I’m completely taken aback. ‘When?’ I ask.
‘Before we went to Spain,’ she says, smiling. ‘We did a bit of travelling in Africa first so we gave them the lot. They still have a lot of measles in Africa. Kids die of it. It’s terrible.’
‘Really?’ I am annoyed now and can’t think of anything else to say. Hannah had been so adamant that it was unnecessary.
‘Yes.’ She sounds almost smug. ‘It had all blown over by then anyway, the MMR thing. It would have been daft not to.’
I want to knock my cup of coffee over and let it spill on her lap. How can she sit there, so calmly, and lecture me on the stupidity of not vaccinating my own children, when she was the person who’d made me feel I shouldn’t in the first place?
But of course she’s right. I was stupid. I didn’t have to go along with what she thought just because I wanted to be part of the group.
‘I have to go now,’ I say, nursing my injured pride. ‘I’ve got to pick my son up from school.’

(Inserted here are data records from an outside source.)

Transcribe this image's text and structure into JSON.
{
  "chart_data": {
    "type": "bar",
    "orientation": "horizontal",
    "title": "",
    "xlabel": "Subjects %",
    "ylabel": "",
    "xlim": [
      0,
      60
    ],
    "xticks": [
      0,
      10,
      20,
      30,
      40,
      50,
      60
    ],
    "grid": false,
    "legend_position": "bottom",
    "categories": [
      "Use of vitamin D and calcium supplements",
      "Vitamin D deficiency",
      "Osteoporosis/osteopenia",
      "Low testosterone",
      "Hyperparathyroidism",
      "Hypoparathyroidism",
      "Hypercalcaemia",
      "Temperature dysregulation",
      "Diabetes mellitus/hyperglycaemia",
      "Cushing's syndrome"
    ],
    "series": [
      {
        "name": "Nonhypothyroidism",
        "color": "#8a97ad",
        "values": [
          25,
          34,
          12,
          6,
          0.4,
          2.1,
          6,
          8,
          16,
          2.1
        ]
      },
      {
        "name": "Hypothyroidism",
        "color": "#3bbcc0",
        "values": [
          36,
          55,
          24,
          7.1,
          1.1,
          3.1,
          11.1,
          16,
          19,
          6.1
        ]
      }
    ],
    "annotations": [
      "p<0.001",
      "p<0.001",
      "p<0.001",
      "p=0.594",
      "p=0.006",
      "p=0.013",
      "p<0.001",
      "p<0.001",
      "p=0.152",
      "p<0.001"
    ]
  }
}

On my way I call Sally. I’m still livid with Hannah and even more so with Ben. The more I think about it, the more extreme his action seems.
‘Fuck,’ Sally echoes what Eric said earlier. ‘I can’t believe it. What are you going to do?’
‘I don’t know, Sally. The letter only came this morning. We haven’t really had much time to think about it.’
‘What does Eric think?’
‘I don’t know,’ I repeat. ‘Whenever I try to talk to him he just keeps going on and on about my not having had the kids vaccinated in the first place. He won’t move on. I’m beginning to hate him for it. ‘
‘He must feel bad, Bel. Ben is his best friend. You know what Eric’s like.’
‘I thought I did, but I’m beginning to wonder. He’s usually more practical. He can usually see both sides too, but he just seems to be putting all the blame on me. Even when we got the letter, it seemed to be me he was angry with, not Ben.’